The UK is hoping that at the EU's December summit, leaders will finally give the green light to discussing the trade deal the UK wants to replace its membership of the European single market.
Brexit Secretary David Davis is due to speak at an economic summit in Berlin later, amid speculation about whether the UK will increase its financial offer as part of the separation deal to persuade the EU to progress the talks.
Who will blink first?
BBC political editor Laura Kuenssberg
Forget about the daily agonies over the Brexit Bill in Parliament - for the government's plans to stay remotely on track, it's the other bill they really need to worry about.
The government hopes desperately to be able to move on to the next phase of the EU talks at the leaders' next shindig in mid-December.
But all the signals are that the UK is going to have to promise to cough up more cash in order for them to agree.
There are good reasons why the UK doesn't want to promise any more money yet.

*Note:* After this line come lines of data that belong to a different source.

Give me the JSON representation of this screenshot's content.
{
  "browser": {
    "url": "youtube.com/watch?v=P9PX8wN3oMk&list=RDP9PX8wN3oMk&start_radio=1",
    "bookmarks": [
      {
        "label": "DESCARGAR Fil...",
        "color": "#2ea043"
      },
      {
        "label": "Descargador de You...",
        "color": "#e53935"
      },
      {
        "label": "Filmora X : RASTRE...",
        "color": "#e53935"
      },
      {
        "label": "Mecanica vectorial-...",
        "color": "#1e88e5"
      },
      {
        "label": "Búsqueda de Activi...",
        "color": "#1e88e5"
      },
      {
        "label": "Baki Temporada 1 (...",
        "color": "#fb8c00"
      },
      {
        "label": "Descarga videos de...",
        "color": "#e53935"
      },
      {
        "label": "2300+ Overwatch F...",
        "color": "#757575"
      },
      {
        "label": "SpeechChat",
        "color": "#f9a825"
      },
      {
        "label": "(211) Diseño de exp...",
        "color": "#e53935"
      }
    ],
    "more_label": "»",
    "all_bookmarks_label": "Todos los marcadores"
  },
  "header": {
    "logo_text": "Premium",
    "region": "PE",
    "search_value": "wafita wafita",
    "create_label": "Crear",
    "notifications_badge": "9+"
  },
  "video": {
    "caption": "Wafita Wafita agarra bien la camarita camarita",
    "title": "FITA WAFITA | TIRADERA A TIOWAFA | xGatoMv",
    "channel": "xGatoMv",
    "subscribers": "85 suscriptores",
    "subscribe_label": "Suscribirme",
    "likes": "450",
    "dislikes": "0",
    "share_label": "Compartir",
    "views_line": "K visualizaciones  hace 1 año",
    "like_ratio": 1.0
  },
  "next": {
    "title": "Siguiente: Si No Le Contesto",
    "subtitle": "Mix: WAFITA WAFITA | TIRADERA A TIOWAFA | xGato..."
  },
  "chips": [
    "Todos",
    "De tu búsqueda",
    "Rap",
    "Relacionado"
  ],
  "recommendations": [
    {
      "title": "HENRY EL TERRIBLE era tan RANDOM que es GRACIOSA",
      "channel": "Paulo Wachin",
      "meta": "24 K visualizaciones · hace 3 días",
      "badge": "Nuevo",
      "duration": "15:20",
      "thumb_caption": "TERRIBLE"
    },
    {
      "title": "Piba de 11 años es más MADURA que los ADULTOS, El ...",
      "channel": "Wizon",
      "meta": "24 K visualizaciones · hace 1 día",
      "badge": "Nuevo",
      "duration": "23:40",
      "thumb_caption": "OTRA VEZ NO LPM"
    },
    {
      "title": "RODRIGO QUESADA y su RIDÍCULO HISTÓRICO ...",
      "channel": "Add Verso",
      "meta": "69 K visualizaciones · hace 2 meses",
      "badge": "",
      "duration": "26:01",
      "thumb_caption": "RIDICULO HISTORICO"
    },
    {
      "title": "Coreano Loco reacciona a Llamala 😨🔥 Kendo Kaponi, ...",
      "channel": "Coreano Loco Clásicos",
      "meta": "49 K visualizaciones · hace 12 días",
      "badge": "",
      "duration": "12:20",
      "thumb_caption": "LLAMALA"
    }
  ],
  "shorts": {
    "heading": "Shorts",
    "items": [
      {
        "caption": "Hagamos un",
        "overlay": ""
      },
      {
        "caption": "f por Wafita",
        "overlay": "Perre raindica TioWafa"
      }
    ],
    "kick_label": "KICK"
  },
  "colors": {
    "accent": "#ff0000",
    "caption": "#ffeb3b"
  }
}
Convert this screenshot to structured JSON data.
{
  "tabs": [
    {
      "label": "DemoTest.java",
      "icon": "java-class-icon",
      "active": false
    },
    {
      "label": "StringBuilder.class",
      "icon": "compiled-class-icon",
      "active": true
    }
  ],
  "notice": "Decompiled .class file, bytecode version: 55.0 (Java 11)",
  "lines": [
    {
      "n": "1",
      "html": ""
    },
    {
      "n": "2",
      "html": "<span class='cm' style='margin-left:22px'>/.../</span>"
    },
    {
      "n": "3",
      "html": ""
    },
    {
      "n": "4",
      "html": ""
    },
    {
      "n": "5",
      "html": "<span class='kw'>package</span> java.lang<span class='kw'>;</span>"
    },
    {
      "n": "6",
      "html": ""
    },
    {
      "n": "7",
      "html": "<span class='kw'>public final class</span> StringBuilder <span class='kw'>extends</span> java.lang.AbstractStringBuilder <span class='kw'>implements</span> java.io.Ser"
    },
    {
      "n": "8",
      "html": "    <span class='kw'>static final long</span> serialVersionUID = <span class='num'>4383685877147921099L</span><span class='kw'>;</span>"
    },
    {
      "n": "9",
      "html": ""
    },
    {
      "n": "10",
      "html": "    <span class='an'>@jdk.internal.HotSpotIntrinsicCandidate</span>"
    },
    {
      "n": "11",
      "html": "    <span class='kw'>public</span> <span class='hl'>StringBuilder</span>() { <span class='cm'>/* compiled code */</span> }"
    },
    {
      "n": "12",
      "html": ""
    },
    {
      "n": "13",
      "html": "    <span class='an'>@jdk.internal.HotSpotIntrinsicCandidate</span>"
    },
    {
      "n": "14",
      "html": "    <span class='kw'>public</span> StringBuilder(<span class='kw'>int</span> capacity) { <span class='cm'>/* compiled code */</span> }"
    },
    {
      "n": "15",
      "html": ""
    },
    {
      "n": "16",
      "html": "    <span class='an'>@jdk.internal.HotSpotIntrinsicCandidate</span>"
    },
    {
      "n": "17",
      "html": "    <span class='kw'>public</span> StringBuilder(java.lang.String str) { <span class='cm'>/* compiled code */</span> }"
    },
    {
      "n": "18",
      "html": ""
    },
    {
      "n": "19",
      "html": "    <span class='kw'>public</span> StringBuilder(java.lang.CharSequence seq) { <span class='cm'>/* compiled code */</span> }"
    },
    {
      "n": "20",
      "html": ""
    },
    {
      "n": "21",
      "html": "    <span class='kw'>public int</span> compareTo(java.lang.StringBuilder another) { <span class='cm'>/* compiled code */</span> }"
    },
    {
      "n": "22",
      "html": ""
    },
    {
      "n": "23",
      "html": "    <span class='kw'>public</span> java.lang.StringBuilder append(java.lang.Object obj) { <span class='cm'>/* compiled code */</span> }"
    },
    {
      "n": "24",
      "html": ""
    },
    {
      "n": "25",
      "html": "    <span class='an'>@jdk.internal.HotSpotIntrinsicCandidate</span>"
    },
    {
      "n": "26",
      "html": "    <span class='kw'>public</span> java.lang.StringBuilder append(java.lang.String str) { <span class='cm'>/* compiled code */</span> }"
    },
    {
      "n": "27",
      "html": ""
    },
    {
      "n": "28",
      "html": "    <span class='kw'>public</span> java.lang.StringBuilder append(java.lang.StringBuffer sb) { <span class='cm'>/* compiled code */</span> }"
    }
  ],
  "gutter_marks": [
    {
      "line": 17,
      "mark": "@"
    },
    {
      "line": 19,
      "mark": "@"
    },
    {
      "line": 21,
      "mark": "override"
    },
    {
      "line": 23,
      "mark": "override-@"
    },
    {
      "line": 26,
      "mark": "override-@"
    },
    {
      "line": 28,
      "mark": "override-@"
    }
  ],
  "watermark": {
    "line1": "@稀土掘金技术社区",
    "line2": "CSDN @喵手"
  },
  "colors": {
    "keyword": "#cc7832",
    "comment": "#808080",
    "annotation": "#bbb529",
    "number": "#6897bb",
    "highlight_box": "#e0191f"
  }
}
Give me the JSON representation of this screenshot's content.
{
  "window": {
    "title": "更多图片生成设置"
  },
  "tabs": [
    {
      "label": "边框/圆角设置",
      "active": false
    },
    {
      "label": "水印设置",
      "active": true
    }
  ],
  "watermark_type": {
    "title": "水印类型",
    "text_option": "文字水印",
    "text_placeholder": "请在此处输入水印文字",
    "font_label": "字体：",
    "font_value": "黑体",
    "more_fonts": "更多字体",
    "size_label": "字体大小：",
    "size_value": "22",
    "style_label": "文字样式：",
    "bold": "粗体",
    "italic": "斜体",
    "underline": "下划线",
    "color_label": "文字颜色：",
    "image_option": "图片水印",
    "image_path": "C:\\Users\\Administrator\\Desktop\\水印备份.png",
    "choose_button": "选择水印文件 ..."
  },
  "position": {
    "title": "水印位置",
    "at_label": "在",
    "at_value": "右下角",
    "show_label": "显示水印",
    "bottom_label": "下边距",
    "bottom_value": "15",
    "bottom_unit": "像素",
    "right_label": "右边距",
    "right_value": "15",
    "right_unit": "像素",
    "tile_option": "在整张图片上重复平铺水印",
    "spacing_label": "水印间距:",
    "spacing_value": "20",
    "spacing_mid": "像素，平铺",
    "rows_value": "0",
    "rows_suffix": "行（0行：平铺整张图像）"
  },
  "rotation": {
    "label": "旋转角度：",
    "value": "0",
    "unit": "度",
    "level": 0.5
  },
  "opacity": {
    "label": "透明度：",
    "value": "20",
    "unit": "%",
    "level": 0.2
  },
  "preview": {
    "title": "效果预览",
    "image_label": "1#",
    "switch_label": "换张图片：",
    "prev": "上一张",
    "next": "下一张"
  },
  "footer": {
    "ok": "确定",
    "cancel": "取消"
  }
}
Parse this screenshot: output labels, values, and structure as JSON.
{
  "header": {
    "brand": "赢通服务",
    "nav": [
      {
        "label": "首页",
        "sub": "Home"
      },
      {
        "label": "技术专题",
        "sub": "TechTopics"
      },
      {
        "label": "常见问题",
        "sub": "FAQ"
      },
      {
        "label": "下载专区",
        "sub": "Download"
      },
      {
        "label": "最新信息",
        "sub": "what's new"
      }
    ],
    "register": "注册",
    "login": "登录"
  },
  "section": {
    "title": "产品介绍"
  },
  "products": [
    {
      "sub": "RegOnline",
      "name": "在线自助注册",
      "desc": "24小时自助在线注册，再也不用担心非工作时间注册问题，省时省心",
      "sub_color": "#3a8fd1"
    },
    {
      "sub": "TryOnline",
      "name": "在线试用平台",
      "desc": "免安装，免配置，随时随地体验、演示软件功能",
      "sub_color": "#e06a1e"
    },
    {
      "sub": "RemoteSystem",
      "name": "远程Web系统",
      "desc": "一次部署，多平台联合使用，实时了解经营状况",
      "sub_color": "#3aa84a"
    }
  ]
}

The British side has always wanted to keep the option of writing a big cheque at the last minute on the table.
And ministers certainly don't want to pay a penny more of taxpayers' money than we need to in order to get a decent deal with the rest of the continent.
The UK says it wants to strike a "comprehensive" trade deal with the EU, to secure tariff-free trade with the bloc, and has said it wants a "bespoke" deal, rather than replicating other countries' arrangements.
But documents leaked to the Politico website suggest the EU will only agree to a "standard" free trade deal like the one it has with Canada - an arrangement Mrs May has previously said would be inferior to the current arrangements.
In September she said a Canada-style deal would "represent such a restriction on our mutual market access that it would benefit neither of our economies".